Alfonso Loreto ha dichiarato che il quartiere dove è nato e cresciuto è Mariconda, quartiere noto di Scafati.
È stato chiesto a Loreto cosa accadde dopo il pestaggio a Barchiesi: quest’ultimo si recò da Loreto e gli raccontò che era stato aggredito, ma principalmente per un’altra vicenda. Loreto fece finta di non saperne nulla. Barchiesi, addirittura, sanguinava. Successivamente Barchiesi tornò da Loreto e c’era, in quell’occasione, anche Luigi Ridosso: si accorsero che, in quel momento, aveva un registratore. Con Luigi Ridosso, in ogni caso, si parlò della programmazione, ma il pestaggio passò in secondo piano. Il motivo per cui fu percosso, secondo Loreto, era perchè serpeggiava all’interno del clan il dubbio che Barchiesi stesse mentendo. Ebbero la conferma del suo doppio gioco all’atto della convocazione di Barchiesi: da ciò si deduce che non vi era comunicazione e coordinamento tra i membri del patto elettorale politico-mafioso.

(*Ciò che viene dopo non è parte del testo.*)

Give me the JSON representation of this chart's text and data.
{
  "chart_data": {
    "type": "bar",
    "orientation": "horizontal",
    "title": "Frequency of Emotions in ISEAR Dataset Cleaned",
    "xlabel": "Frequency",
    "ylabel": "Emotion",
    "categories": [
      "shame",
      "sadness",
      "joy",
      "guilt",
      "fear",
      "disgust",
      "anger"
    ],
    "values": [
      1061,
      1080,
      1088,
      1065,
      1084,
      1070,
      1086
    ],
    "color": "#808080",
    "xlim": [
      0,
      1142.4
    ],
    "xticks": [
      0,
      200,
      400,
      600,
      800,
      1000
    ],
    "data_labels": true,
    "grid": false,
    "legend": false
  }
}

La sezione elettorale di riferimento del quartiere Mariconda è la n.13: secondo i dati ufficiali della Prefettura, Roberto Barchiesi (alquanto stranamente, dato che Mariconda rappresenta la roccaforte del Loreto) solo 6 preferenze.
Alfonso Loreto, in ultimo, ha dichiarato di conoscere un tal sig. Generale, zio della moglie di Dario Spinelli. In questa vicenda, avrebbe avuto solo il ruolo di amico di Roberto Barchiesi, ma nessun ruolo di rilevanza.
La prossima udienza è prevista per mercoledì 5 giugno, quando l’avv. Michele Sarno, l’altro difensore di Andrea Ridosso, completerà definitivamente il contro-esame di Loreto. Si procederà poi con la testimonianza di Romolo Ridosso.